— Не превратилась бы, — проговорила мама со смешком, когда я озвучила свои мысли. — Мы же не эти клятые медведи с их тягой к берлогам и медвежаткам. Хаос, почему я не родила троих сыновей? Мишек, чтобы у одного кошатника крыша не ехала!
— Нет уж, девочки лучше, — возразил папа, наконец перестав хрустеть моими несчастными костями. — Смотри какая у нас красавица получилась. Я бы ещё от одной не отказался!
— Ни за что, ты не подобьёшь меня на это снова. Нет, Маграт, никаких больше котяток, медвежаток и прочей живности! Я слишком старая для этого дерьма!
Я глянула на маму с неприкрытым изумлением. Это она-то старая? Да сколько я себя помню, она всегда в одной поре: свежая, подтянутая, с чётким рельефом мышц по всему телу и роскошной фигурой, о которой мне можно только мечтать. Страдай, Джинни, не бывает у северянок пышной груди и аппетитной задницы. Все сплошь высоченные и поджарые, хоть обычно и не такие тонкокостные, как я.
Словом, никто и никогда в жизни не поверит, что вот этой жгучей южной красотке пятьдесят восемь лет! Как многие отказываются верить и в то, что моя мать — лицензированная охотница на нечисть, федеральный маршал Антеарра и официальный ликвидатор округа Греймор. Да и вообще она у нас офигеть какая. Кремень. Мне такой никогда не стать…
Ну да я и не претендую. У каждого своя судьба, и моя меня больше чем устраивает.
Почти.
И вот это самое «почти» явилось к нам домой, нагло отняв у меня внимание братишек и заставив столбом замереть посреди сада, так буйно разросшегося в моё отсутствие.
Я смотрела на Хоту — в идиотской клетчатой рубахе, всклокоченного и небритого, на полдвора воняющего маслом, точно его силком вытащили из-под кара и поволокли сюда за шиворот, как нашкодившего кота, — и понимала, что… нет. Просто нет. Не отболело, не прошло, не стало ничуточки меньше ни любви, ни ненависти.
Только ненавидеть Хоту — всё равно что пытаться влезть в мокрый купальник. Трудно, противно, неудобно и вообще не пойми зачем. А вот любить его всегда было так же просто и естественно, как дышать.
Было. Было, Реджина. Вот ключевое слово. Не позорься и не вороши прошлое. Ты не будешь ни раздирать когтями эту наглую рожу, ни радостно кидаться подонку на шею.
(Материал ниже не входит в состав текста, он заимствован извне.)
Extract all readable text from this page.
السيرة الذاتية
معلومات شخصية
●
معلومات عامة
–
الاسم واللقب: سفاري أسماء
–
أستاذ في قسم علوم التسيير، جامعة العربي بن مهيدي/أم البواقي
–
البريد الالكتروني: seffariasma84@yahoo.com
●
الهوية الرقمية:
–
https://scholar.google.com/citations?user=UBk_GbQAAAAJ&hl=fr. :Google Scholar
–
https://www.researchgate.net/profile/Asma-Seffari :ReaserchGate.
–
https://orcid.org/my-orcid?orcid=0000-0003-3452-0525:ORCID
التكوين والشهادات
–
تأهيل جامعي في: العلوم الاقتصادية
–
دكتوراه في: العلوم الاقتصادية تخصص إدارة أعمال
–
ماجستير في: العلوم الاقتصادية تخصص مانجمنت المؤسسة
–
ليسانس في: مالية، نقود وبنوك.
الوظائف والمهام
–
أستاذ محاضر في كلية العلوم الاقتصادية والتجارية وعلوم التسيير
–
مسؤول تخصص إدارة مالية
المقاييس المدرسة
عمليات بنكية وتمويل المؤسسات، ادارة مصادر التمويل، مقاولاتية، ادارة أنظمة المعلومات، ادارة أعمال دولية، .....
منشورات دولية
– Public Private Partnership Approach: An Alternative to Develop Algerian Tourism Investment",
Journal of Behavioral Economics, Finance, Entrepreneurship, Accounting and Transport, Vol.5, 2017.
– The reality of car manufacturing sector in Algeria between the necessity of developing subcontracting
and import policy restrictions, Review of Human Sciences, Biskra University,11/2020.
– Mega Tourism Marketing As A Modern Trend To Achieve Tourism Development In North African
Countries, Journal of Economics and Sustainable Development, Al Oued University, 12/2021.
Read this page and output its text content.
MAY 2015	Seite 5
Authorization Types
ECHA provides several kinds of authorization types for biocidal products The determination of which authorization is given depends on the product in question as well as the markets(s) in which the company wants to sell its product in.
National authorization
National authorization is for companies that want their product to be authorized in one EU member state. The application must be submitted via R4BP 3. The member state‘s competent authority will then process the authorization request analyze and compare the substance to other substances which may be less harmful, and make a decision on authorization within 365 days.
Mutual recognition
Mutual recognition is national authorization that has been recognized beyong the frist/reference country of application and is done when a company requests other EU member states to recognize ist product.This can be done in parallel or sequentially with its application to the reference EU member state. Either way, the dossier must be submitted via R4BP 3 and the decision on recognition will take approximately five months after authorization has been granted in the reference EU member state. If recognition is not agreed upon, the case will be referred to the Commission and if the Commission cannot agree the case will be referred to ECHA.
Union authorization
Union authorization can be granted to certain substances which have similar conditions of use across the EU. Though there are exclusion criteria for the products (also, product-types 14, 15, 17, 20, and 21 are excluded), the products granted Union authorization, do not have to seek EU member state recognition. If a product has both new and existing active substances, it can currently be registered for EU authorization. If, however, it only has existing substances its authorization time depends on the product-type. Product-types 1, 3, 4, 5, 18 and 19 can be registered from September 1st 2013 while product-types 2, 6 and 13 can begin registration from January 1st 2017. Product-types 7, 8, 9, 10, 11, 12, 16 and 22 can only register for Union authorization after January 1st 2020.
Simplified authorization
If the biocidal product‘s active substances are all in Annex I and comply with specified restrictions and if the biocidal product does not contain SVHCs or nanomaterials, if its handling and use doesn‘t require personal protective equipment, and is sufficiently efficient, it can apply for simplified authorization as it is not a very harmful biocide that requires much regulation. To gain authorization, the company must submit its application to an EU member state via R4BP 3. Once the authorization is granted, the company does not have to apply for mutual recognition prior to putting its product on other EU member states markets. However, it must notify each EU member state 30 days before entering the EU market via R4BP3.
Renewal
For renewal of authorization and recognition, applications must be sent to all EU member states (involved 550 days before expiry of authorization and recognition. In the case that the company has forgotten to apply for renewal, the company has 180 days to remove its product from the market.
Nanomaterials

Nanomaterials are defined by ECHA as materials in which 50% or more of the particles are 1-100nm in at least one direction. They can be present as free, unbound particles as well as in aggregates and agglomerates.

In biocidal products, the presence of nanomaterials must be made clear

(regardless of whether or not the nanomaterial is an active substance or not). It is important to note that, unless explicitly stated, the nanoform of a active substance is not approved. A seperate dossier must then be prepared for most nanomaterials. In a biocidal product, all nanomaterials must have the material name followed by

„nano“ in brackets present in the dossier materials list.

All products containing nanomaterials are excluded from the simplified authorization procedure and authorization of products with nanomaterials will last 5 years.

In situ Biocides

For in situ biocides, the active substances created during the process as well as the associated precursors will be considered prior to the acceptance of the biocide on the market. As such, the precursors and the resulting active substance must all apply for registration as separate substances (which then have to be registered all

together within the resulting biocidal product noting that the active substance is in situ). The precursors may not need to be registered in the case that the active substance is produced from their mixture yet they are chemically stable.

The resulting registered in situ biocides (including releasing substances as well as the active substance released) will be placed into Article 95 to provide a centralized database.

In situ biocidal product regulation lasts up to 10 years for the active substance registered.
Просто поприветствуешь так, как положено приветствовать кузена; вы изобразите, что вовсе не желаете поубивать друг друга, и пойдёте каждый своей дорогой.
И плевать, что дорога у вас должна быть одна на двоих.
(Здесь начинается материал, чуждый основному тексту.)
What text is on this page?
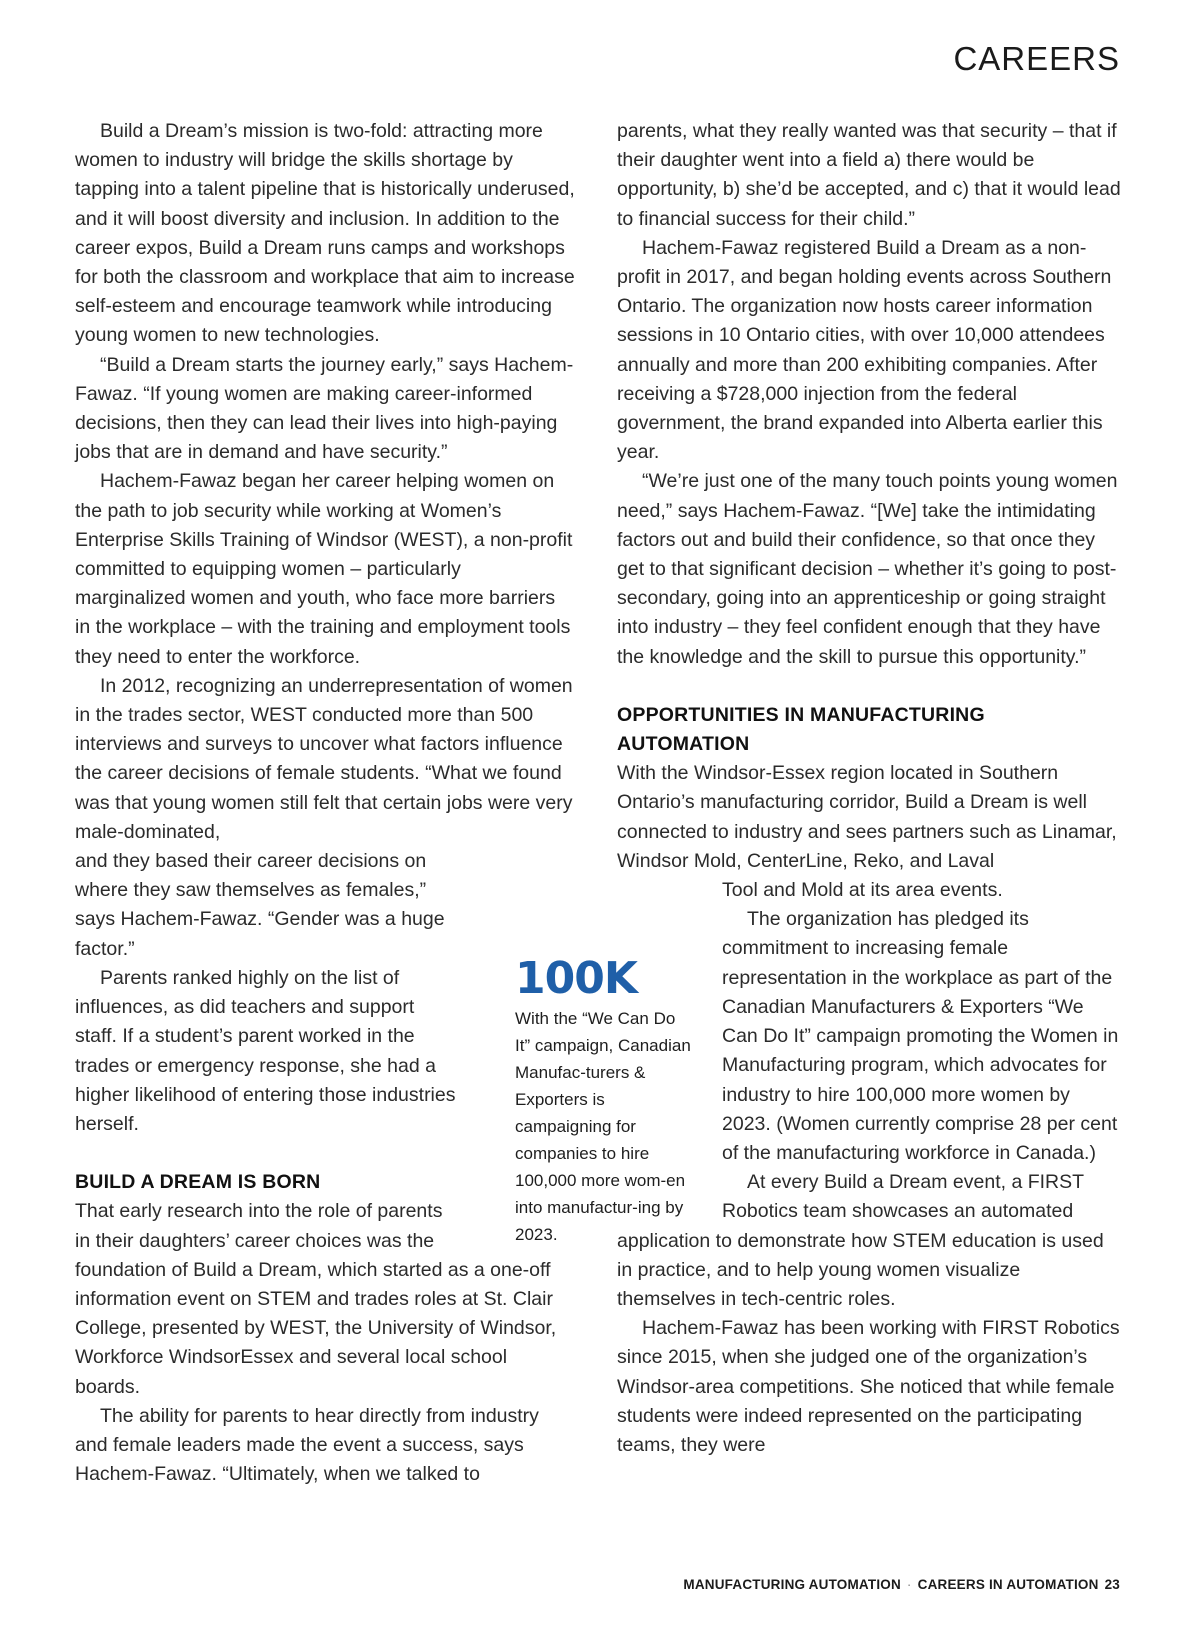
CAREERS

Build a Dream’s mission is two-fold: attracting more women to industry will bridge the skills shortage by tapping into a talent pipeline that is historically underused, and it will boost diversity and inclusion. In addition to the career expos, Build a Dream runs camps and workshops for both the classroom and workplace that aim to increase self-esteem and encourage teamwork while introducing young women to new technologies.

“Build a Dream starts the journey early,” says Hachem-Fawaz. “If young women are making career-informed decisions, then they can lead their lives into high-paying jobs that are in demand and have security.”

Hachem-Fawaz began her career helping women on the path to job security while working at Women’s Enterprise Skills Training of Windsor (WEST), a non-profit committed to equipping women – particularly marginalized women and youth, who face more barriers in the workplace – with the training and employment tools they need to enter the workforce.

In 2012, recognizing an underrepresentation of women in the trades sector, WEST conducted more than 500 interviews and surveys to uncover what factors influence the career decisions of female students. “What we found was that young women still felt that certain jobs were very male-dominated,

and they based their career decisions on where they saw themselves as females,” says Hachem-Fawaz. “Gender was a huge factor.”

Parents ranked highly on the list of influences, as did teachers and support staff. If a student’s parent worked in the trades or emergency response, she had a higher likelihood of entering those industries herself.

BUILD A DREAM IS BORN

That early research into the role of parents in their daughters’ career choices was the

foundation of Build a Dream, which started as a one-off information event on STEM and trades roles at St. Clair College, presented by WEST, the University of Windsor, Workforce WindsorEssex and several local school boards.

The ability for parents to hear directly from industry and female leaders made the event a success, says Hachem-Fawaz. “Ultimately, when we talked to

parents, what they really wanted was that security – that if their daughter went into a field a) there would be opportunity, b) she’d be accepted, and c) that it would lead to financial success for their child.”

Hachem-Fawaz registered Build a Dream as a non-profit in 2017, and began holding events across Southern Ontario. The organization now hosts career information sessions in 10 Ontario cities, with over 10,000 attendees annually and more than 200 exhibiting companies. After receiving a $728,000 injection from the federal government, the brand expanded into Alberta earlier this year.

“We’re just one of the many touch points young women need,” says Hachem-Fawaz. “[We] take the intimidating factors out and build their confidence, so that once they get to that significant decision – whether it’s going to post-secondary, going into an apprenticeship or going straight into industry – they feel confident enough that they have the knowledge and the skill to pursue this opportunity.”

OPPORTUNITIES IN MANUFACTURING AUTOMATION

With the Windsor-Essex region located in Southern Ontario’s manufacturing corridor, Build a Dream is well connected to industry and sees partners such as Linamar, Windsor Mold, CenterLine, Reko, and Laval

Tool and Mold at its area events.

The organization has pledged its commitment to increasing female representation in the workplace as part of the Canadian Manufacturers & Exporters “We Can Do It” campaign promoting the Women in Manufacturing program, which advocates for industry to hire 100,000 more women by 2023. (Women currently comprise 28 per cent of the manufacturing workforce in Canada.)

At every Build a Dream event, a FIRST Robotics team showcases an automated

application to demonstrate how STEM education is used in practice, and to help young women visualize themselves in tech-centric roles.

Hachem-Fawaz has been working with FIRST Robotics since 2015, when she judged one of the organization’s Windsor-area competitions. She noticed that while female students were indeed represented on the participating teams, they were

100K
With the “We Can Do It” campaign, Canadian Manufac-turers & Exporters is campaigning for companies to hire 100,000 more wom-en into manufactur-ing by 2023.
MANUFACTURING AUTOMATION · CAREERS IN AUTOMATION 23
Плевать, что не могу смотреть на него, не пытаясь прикоснуться; плевать, что от одного его запаха по-прежнему коленки подгибаются, как у глупой школьницы; плевать, что сам он до сих пор глядит и трогает так, как совсем не подобает двоюродному брату…
Плевать. Потому что едва Хота открывает свою трепливую пасть — и все мои сомнения разбиваются вдребезги.
Он — моя судьба? Вот эта надутая альфа-сволочь?! Какие глупости! Просто у Прядильщика странное чувство юмора. Не мог же он всерьёз связать меня с эгоистичным мудаком, неспособным удержать член в штанах? Уж я надеюсь на это. И какая вообще разница, что надежда — аспект совсем другого божества? Никакой. Никакой!
Не ко мне он пришёл, видите ли. Да не очень-то и хотелось! Кому ты нужен вообще, несносный, наглый, самовлюблённый комок меха!
Пусть и насквозь нарочитое, пренебрежение Хоты задело как ничто другое. Никогда прежде он не обращался со мной так, и это больно ударило по самолюбию. А ещё, что уж там, обозлило изрядно. Да как он смеет вообще являться в мой дом и вести себя так, словно это я испоганила наши отношения, которыми он якобы так дорожил?
Как же, как же… дорожил он. С половиной грейморских девиц. С-с-скотина.
На кончиках пальцев то и дело проскакивали искры, а внутри творилось такое, что куда уж тем разломам с их привычкой глотать людей… лично я после встречи с долбаным кузеном была готова сожрать население небольшого приграничного городка. Однако же стоически улыбалась, вместо людишек пожирала пирог с малиной и вообще старательно делала вид, что я самая счастливая киса на свете. А родители, бабушка и даже братья тактично не замечали, как от моего безграничного счастья мигают светильники и дребезжат стёкла.
А он думал, это я перед ним буду извиняться? И за что же — за то, что не стерпела его предательство? За то, что отплатила ему той же монетой? О, ну так не в этой жизни: я слишком себя уважаю!